Thanks for the shoutout from pdsc in the comments:
Haha, this article is such a joke. Head to Dump.fm, computersclub.org, Tommoody.us, or Rhizome.org to see what is actually happening with the animated gif as an 'artistic' file format. As @Wakest mentioned, the animated gif has been used for many years now in netart, and before being recognized as 'high brow' was a form of folk art. Jamie Beck's work is way too close to limited motion video loops to really be 'groundbreaking' in the art world.
"Animated photography" using GIF loops has the smell of novelty, a la the "solid photography" of yesteryear (sculptures based on photos taken from multiple angles), holograms, or even stereograms that aspire to classical (that is, ordinary) beauty. The point of freezing the fleeting perfection of the human form is rather blown when a part of the icon wiggles.
Not to say a good artist couldn't make something of this, but Jamie Beck's work is unintentionally funny, like a lenticular Jesus nodding at his Last Supper compatriots as you move a postcard back and forth.

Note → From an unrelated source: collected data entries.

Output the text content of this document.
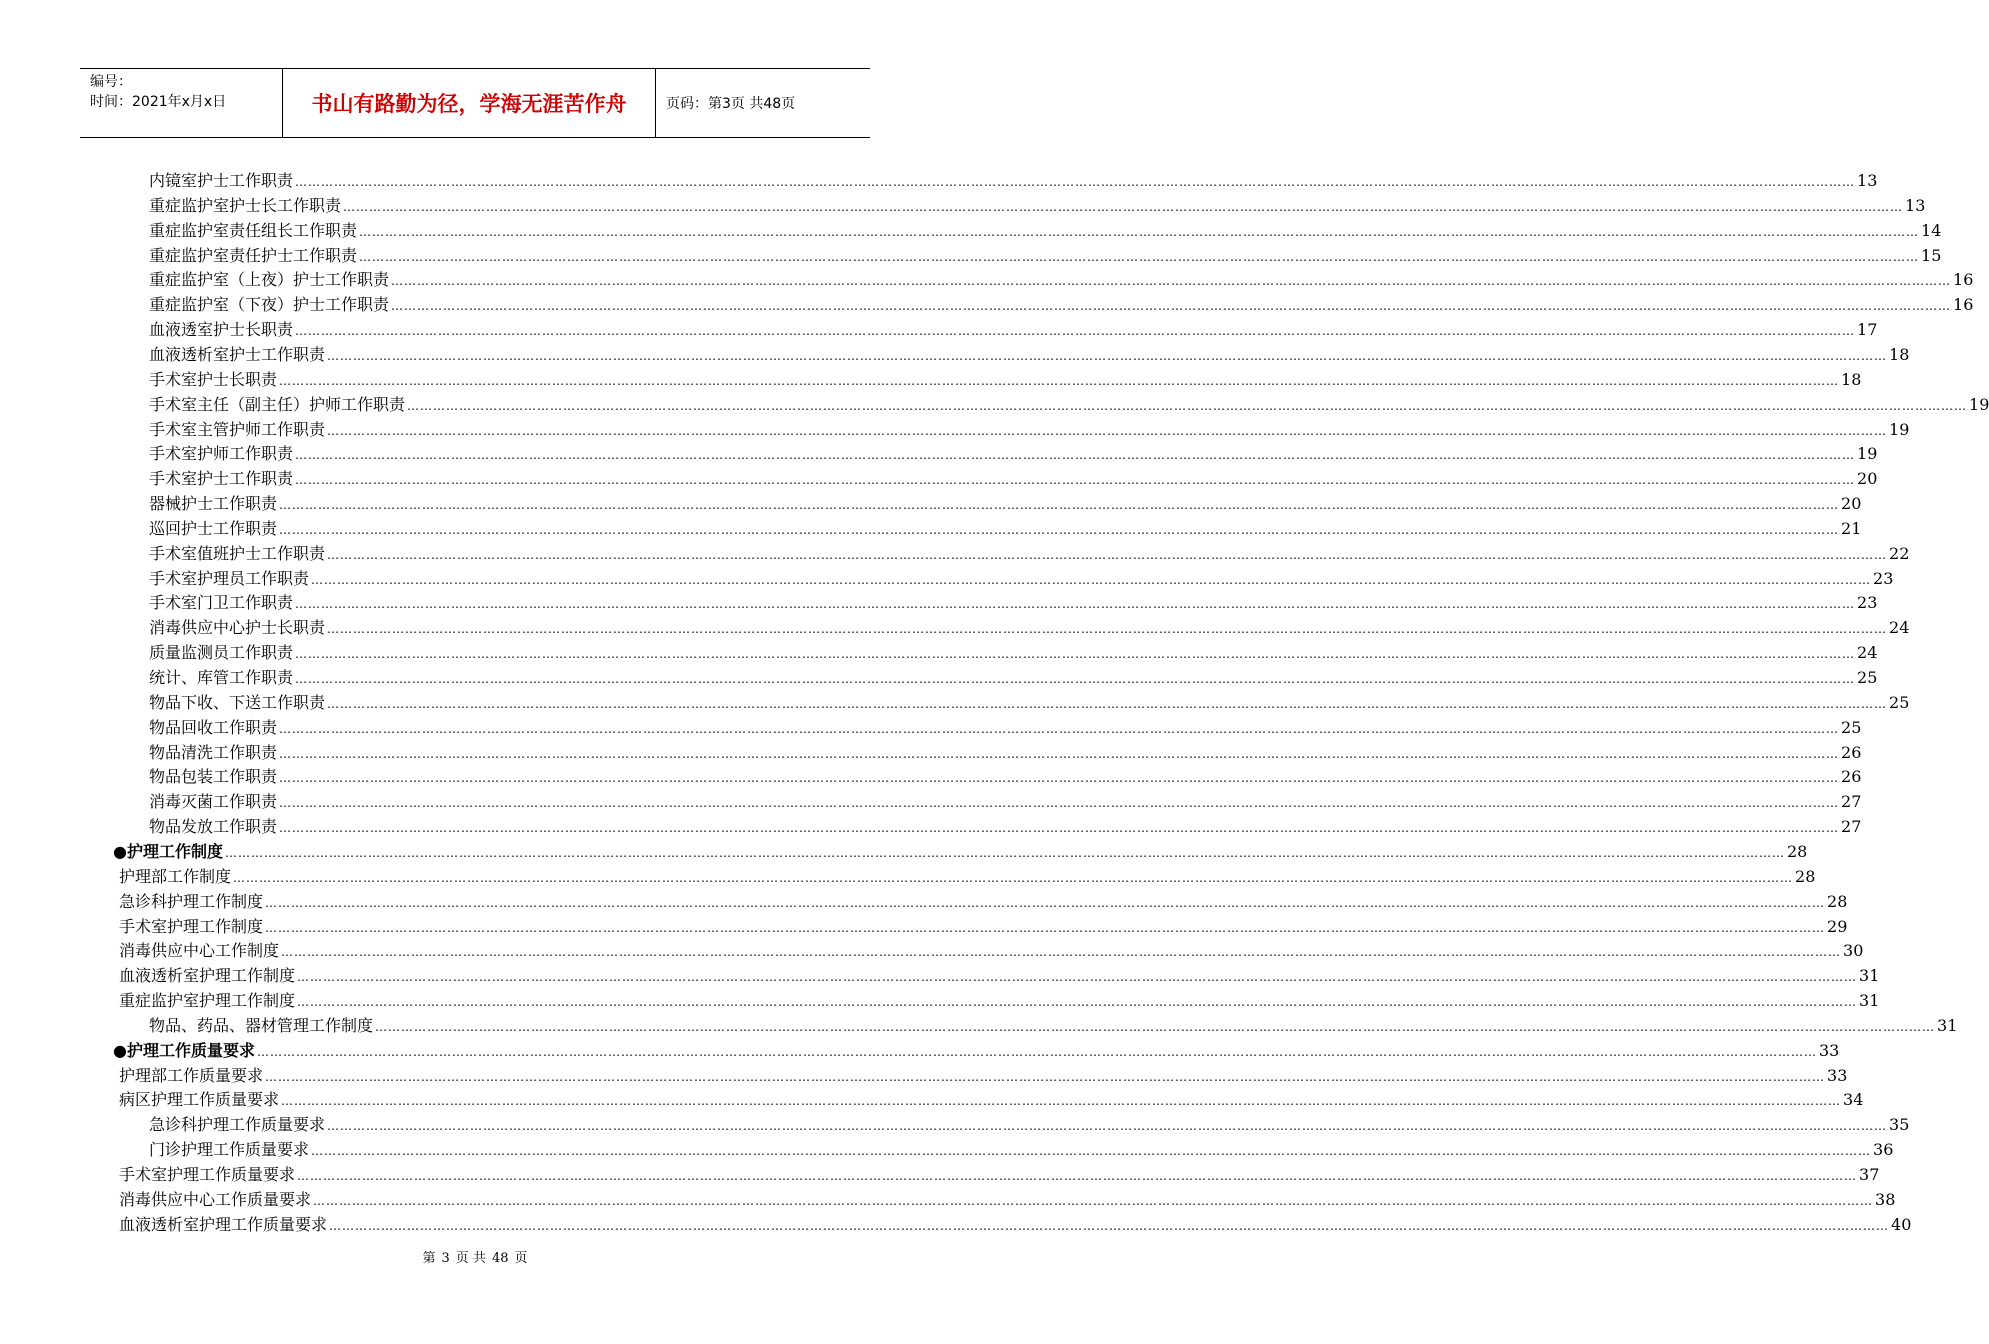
编号：
时间：2021年x月x日	书山有路勤为径，学海无涯苦作舟	页码：第3页 共48页
内镜室护士工作职责 ……………………………………………………………………………………………………………………………………………………………………………………………………………………………………………………………………………………………………………………………… 13
重症监护室护士长工作职责 ……………………………………………………………………………………………………………………………………………………………………………………………………………………………………………………………………………………………………………………………… 13
重症监护室责任组长工作职责 ……………………………………………………………………………………………………………………………………………………………………………………………………………………………………………………………………………………………………………………………… 14
重症监护室责任护士工作职责 ……………………………………………………………………………………………………………………………………………………………………………………………………………………………………………………………………………………………………………………………… 15
重症监护室（上夜）护士工作职责 ……………………………………………………………………………………………………………………………………………………………………………………………………………………………………………………………………………………………………………………………… 16
重症监护室（下夜）护士工作职责 ……………………………………………………………………………………………………………………………………………………………………………………………………………………………………………………………………………………………………………………………… 16
血液透室护士长职责 ……………………………………………………………………………………………………………………………………………………………………………………………………………………………………………………………………………………………………………………………… 17
血液透析室护士工作职责 ……………………………………………………………………………………………………………………………………………………………………………………………………………………………………………………………………………………………………………………………… 18
手术室护士长职责 ……………………………………………………………………………………………………………………………………………………………………………………………………………………………………………………………………………………………………………………………… 18
手术室主任（副主任）护师工作职责 ……………………………………………………………………………………………………………………………………………………………………………………………………………………………………………………………………………………………………………………………… 19
手术室主管护师工作职责 ……………………………………………………………………………………………………………………………………………………………………………………………………………………………………………………………………………………………………………………………… 19
手术室护师工作职责 ……………………………………………………………………………………………………………………………………………………………………………………………………………………………………………………………………………………………………………………………… 19
手术室护士工作职责 ……………………………………………………………………………………………………………………………………………………………………………………………………………………………………………………………………………………………………………………………… 20
器械护士工作职责 ……………………………………………………………………………………………………………………………………………………………………………………………………………………………………………………………………………………………………………………………… 20
巡回护士工作职责 ……………………………………………………………………………………………………………………………………………………………………………………………………………………………………………………………………………………………………………………………… 21
手术室值班护士工作职责 ……………………………………………………………………………………………………………………………………………………………………………………………………………………………………………………………………………………………………………………………… 22
手术室护理员工作职责 ……………………………………………………………………………………………………………………………………………………………………………………………………………………………………………………………………………………………………………………………… 23
手术室门卫工作职责 ……………………………………………………………………………………………………………………………………………………………………………………………………………………………………………………………………………………………………………………………… 23
消毒供应中心护士长职责 ……………………………………………………………………………………………………………………………………………………………………………………………………………………………………………………………………………………………………………………………… 24
质量监测员工作职责 ……………………………………………………………………………………………………………………………………………………………………………………………………………………………………………………………………………………………………………………………… 24
统计、库管工作职责 ……………………………………………………………………………………………………………………………………………………………………………………………………………………………………………………………………………………………………………………………… 25
物品下收、下送工作职责 ……………………………………………………………………………………………………………………………………………………………………………………………………………………………………………………………………………………………………………………………… 25
物品回收工作职责 ……………………………………………………………………………………………………………………………………………………………………………………………………………………………………………………………………………………………………………………………… 25
物品清洗工作职责 ……………………………………………………………………………………………………………………………………………………………………………………………………………………………………………………………………………………………………………………………… 26
物品包装工作职责 ……………………………………………………………………………………………………………………………………………………………………………………………………………………………………………………………………………………………………………………………… 26
消毒灭菌工作职责 ……………………………………………………………………………………………………………………………………………………………………………………………………………………………………………………………………………………………………………………………… 27
物品发放工作职责 ……………………………………………………………………………………………………………………………………………………………………………………………………………………………………………………………………………………………………………………………… 27
●护理工作制度 ……………………………………………………………………………………………………………………………………………………………………………………………………………………………………………………………………………………………………………………………… 28
护理部工作制度 ……………………………………………………………………………………………………………………………………………………………………………………………………………………………………………………………………………………………………………………………… 28
急诊科护理工作制度 ……………………………………………………………………………………………………………………………………………………………………………………………………………………………………………………………………………………………………………………………… 28
手术室护理工作制度 ……………………………………………………………………………………………………………………………………………………………………………………………………………………………………………………………………………………………………………………………… 29
消毒供应中心工作制度 ……………………………………………………………………………………………………………………………………………………………………………………………………………………………………………………………………………………………………………………………… 30
血液透析室护理工作制度 ……………………………………………………………………………………………………………………………………………………………………………………………………………………………………………………………………………………………………………………………… 31
重症监护室护理工作制度 ……………………………………………………………………………………………………………………………………………………………………………………………………………………………………………………………………………………………………………………………… 31
物品、药品、器材管理工作制度 ……………………………………………………………………………………………………………………………………………………………………………………………………………………………………………………………………………………………………………………………… 31
●护理工作质量要求 ……………………………………………………………………………………………………………………………………………………………………………………………………………………………………………………………………………………………………………………………… 33
护理部工作质量要求 ……………………………………………………………………………………………………………………………………………………………………………………………………………………………………………………………………………………………………………………………… 33
病区护理工作质量要求 ……………………………………………………………………………………………………………………………………………………………………………………………………………………………………………………………………………………………………………………………… 34
急诊科护理工作质量要求 ……………………………………………………………………………………………………………………………………………………………………………………………………………………………………………………………………………………………………………………………… 35
门诊护理工作质量要求 ……………………………………………………………………………………………………………………………………………………………………………………………………………………………………………………………………………………………………………………………… 36
手术室护理工作质量要求 ……………………………………………………………………………………………………………………………………………………………………………………………………………………………………………………………………………………………………………………………… 37
消毒供应中心工作质量要求 ……………………………………………………………………………………………………………………………………………………………………………………………………………………………………………………………………………………………………………………………… 38
血液透析室护理工作质量要求 ……………………………………………………………………………………………………………………………………………………………………………………………………………………………………………………………………………………………………………………………… 40
第 3 页 共 48 页
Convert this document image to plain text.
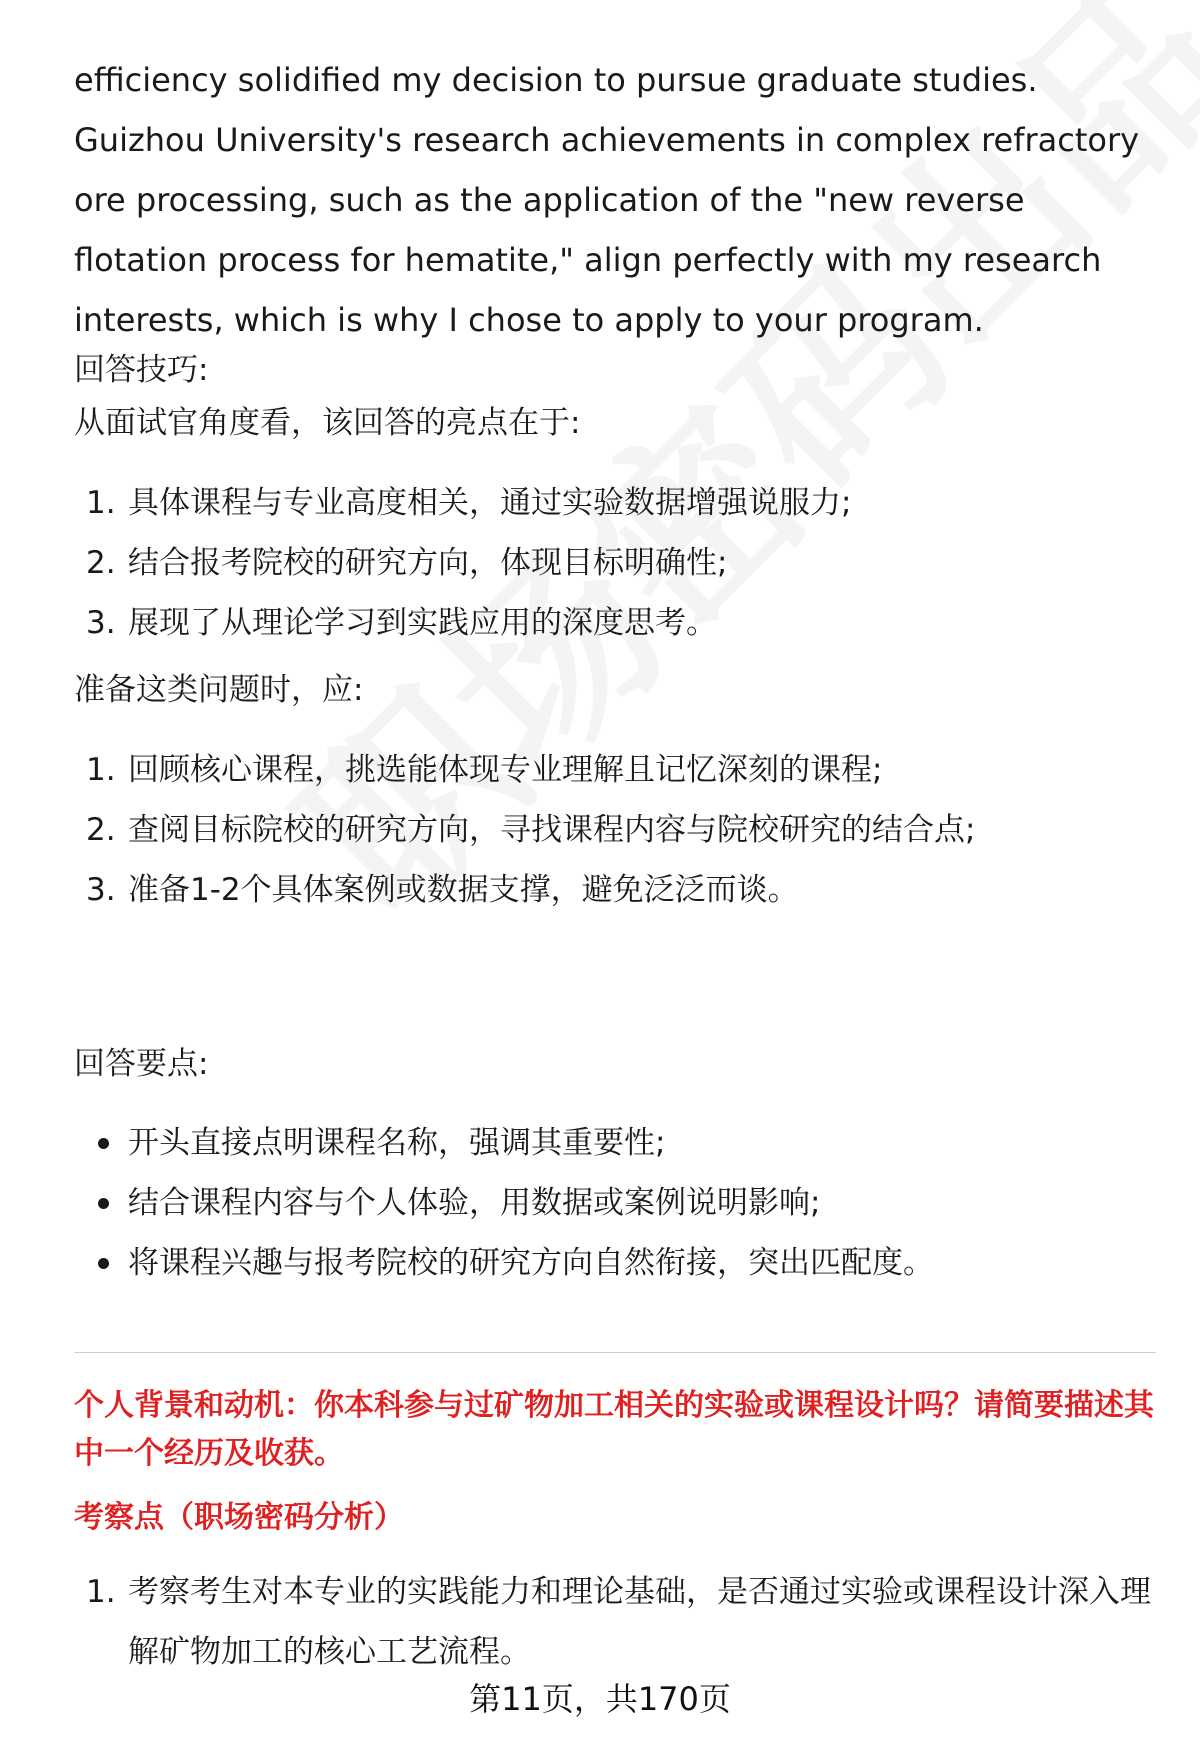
efficiency solidified my decision to pursue graduate studies. Guizhou University's research achievements in complex refractory ore processing, such as the application of the "new reverse flotation process for hematite," align perfectly with my research interests, which is why I chose to apply to your program.

回答技巧:

从面试官角度看，该回答的亮点在于:

1. 具体课程与专业高度相关，通过实验数据增强说服力;
2. 结合报考院校的研究方向，体现目标明确性;
3. 展现了从理论学习到实践应用的深度思考。

准备这类问题时，应:

1. 回顾核心课程，挑选能体现专业理解且记忆深刻的课程;
2. 查阅目标院校的研究方向，寻找课程内容与院校研究的结合点;
3. 准备1-2个具体案例或数据支撑，避免泛泛而谈。

回答要点:

开头直接点明课程名称，强调其重要性;
结合课程内容与个人体验，用数据或案例说明影响;
将课程兴趣与报考院校的研究方向自然衔接，突出匹配度。

个人背景和动机：你本科参与过矿物加工相关的实验或课程设计吗？请简要描述其中一个经历及收获。

考察点（职场密码分析）

1. 考察考生对本专业的实践能力和理论基础，是否通过实验或课程设计深入理解矿物加工的核心工艺流程。
第11页，共170页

Update: DS notes that the tumblr post of fashion model Coca Rocha announcing these "artistic" GIFs has over 10,000 "notes." Let's add that and the Atlantic post to the list of recent mass media "discoveries" of GIFs. We seem to be at a tipping point now where people who are concerned with "art" or "net art" have to deal with the fact that GIFs have broken through, despite never actually having gone away. What has been for the last few years an uphill battle to educate will change tack to a slightly apologetic, "yeah, well, heh, I use them in a slightly different way."